CAIRO (AP) — A Sudanese doctors’ group said Monday that the country’s security forces have prevented injured protesters from getting treatment and targeted hospitals since top generals initiated a coup last month.
The military have stopped ambulances carrying injured protesters from reaching hospitals, police have entered emergency rooms, arrested patients, and fired tear gas inside at least two hospitals in the country’s capital since the Oct. 25 coup, according to a report from The Unified Office of Sudanese Doctors.
At least 41 protesters have been killed in anti-coup protests in Sudan since generals deposed the country’s civilian government, according to the latest tally on Sunday from the Sudan Doctors Committee, which has been keeping track of protest-related deaths.
The latest victim was a 16-year-old protester who died from a gunshot to the head in demonstrations against a new power-sharing deal between the military and the country’s deposed prime minister.
There was no immediate response from the country’s military or police, who have both been accused by the United Nations’ top human rights body of using excess force against the pro-democracy demonstrations. There have been repeated calls by the United States and Western countries on the coup leaders to allow civilians to protest peacefully.
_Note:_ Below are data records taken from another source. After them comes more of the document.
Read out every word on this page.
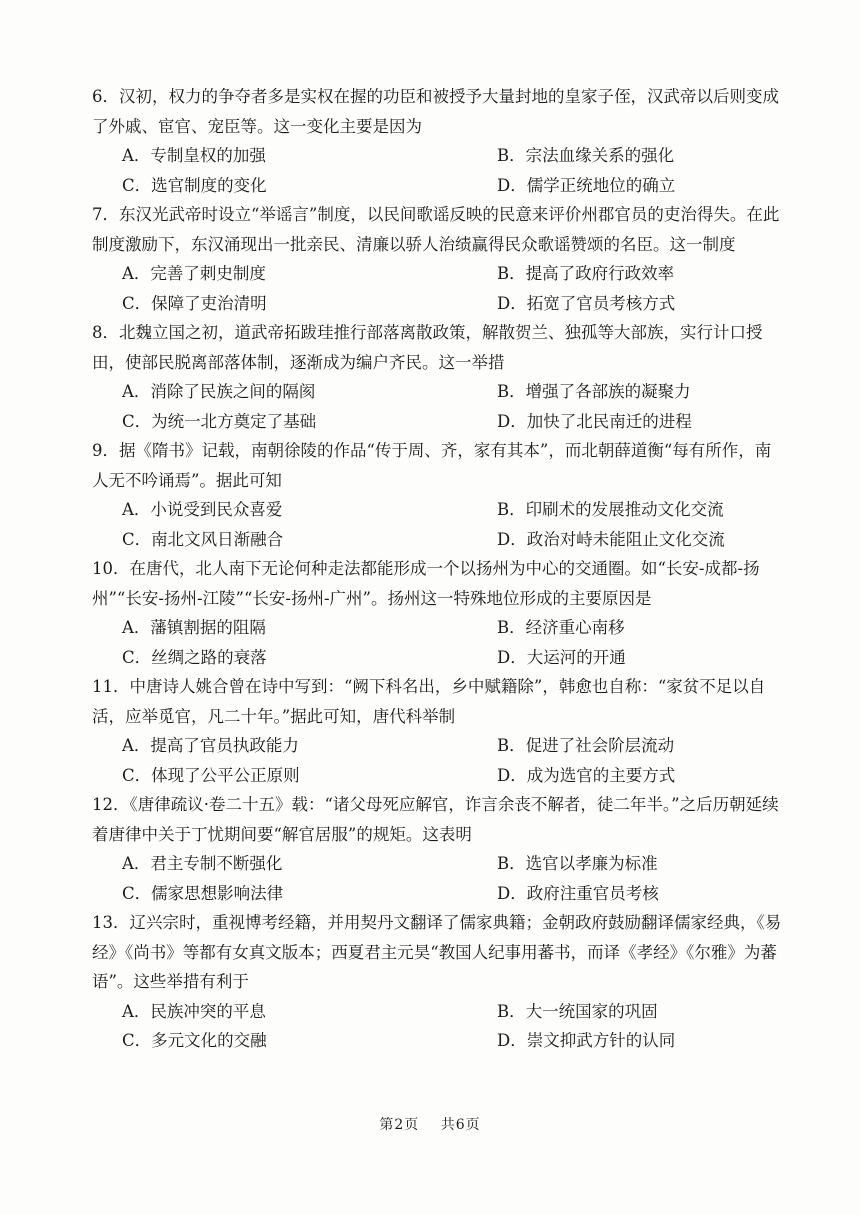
6．汉初，权力的争夺者多是实权在握的功臣和被授予大量封地的皇家子侄，汉武帝以后则变成了外戚、宦官、宠臣等。这一变化主要是因为
A．专制皇权的加强	B．宗法血缘关系的强化
C．选官制度的变化	D．儒学正统地位的确立
7．东汉光武帝时设立“举谣言”制度，以民间歌谣反映的民意来评价州郡官员的吏治得失。在此制度激励下，东汉涌现出一批亲民、清廉以骄人治绩赢得民众歌谣赞颂的名臣。这一制度
A．完善了刺史制度	B．提高了政府行政效率
C．保障了吏治清明	D．拓宽了官员考核方式
8．北魏立国之初，道武帝拓跋珪推行部落离散政策，解散贺兰、独孤等大部族，实行计口授田，使部民脱离部落体制，逐渐成为编户齐民。这一举措
A．消除了民族之间的隔阂	B．增强了各部族的凝聚力
C．为统一北方奠定了基础	D．加快了北民南迁的进程
9．据《隋书》记载，南朝徐陵的作品“传于周、齐，家有其本”，而北朝薛道衡“每有所作，南人无不吟诵焉”。据此可知
A．小说受到民众喜爱	B．印刷术的发展推动文化交流
C．南北文风日渐融合	D．政治对峙未能阻止文化交流
10．在唐代，北人南下无论何种走法都能形成一个以扬州为中心的交通圈。如“长安-成都-扬州”“长安-扬州-江陵”“长安-扬州-广州”。扬州这一特殊地位形成的主要原因是
A．藩镇割据的阻隔	B．经济重心南移
C．丝绸之路的衰落	D．大运河的开通
11．中唐诗人姚合曾在诗中写到：“阙下科名出，乡中赋籍除”，韩愈也自称：“家贫不足以自活，应举觅官，凡二十年。”据此可知，唐代科举制
A．提高了官员执政能力	B．促进了社会阶层流动
C．体现了公平公正原则	D．成为选官的主要方式
12．《唐律疏议·卷二十五》载：“诸父母死应解官，诈言余丧不解者，徒二年半。”之后历朝延续着唐律中关于丁忧期间要“解官居服”的规矩。这表明
A．君主专制不断强化	B．选官以孝廉为标准
C．儒家思想影响法律	D．政府注重官员考核
13．辽兴宗时，重视博考经籍，并用契丹文翻译了儒家典籍；金朝政府鼓励翻译儒家经典，《易经》《尚书》等都有女真文版本；西夏君主元昊“教国人纪事用蕃书，而译《孝经》《尔雅》为蕃语”。这些举措有利于
A．民族冲突的平息	B．大一统国家的巩固
C．多元文化的交融	D．崇文抑武方针的认同
第2页 共6页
But police officials have in recent days tried to distance themselves from any role in the violence, saying their forces in the streets are not armed and that there have been instances of violence committed by the protesters. They have repeatedly pledged to investigate reports of deaths.
On Sunday, Sudan’s deposed prime minister Abdalla Hamdok signed a deal that will see him reinstated, almost a month after a military coup put him under house arrest. The agreement envisions an independent, technocratic Cabinet to be led by Hamdok until elections can be held. Even then, it would still remain under military oversight.
In response, thousands of Sudanese took to the streets to denounce what many called a betrayal of the democratic cause by their former prime minister, who has been the civilian face of the transitional government since it took power after a 2019 popular uprising deposed longtime autocrat Omar al-Bashir. Security forces fired tear gas and live ammunition in some locations, according to activists.
The statement by the office of Sudanese doctors said that police fired tear gas inside the Khartoum Teaching Hospital on Sunday, near the intensive care unit and neonatal ward.
A large number of the demonstrators have been killed by gunshots fired by security forces, according to the committee.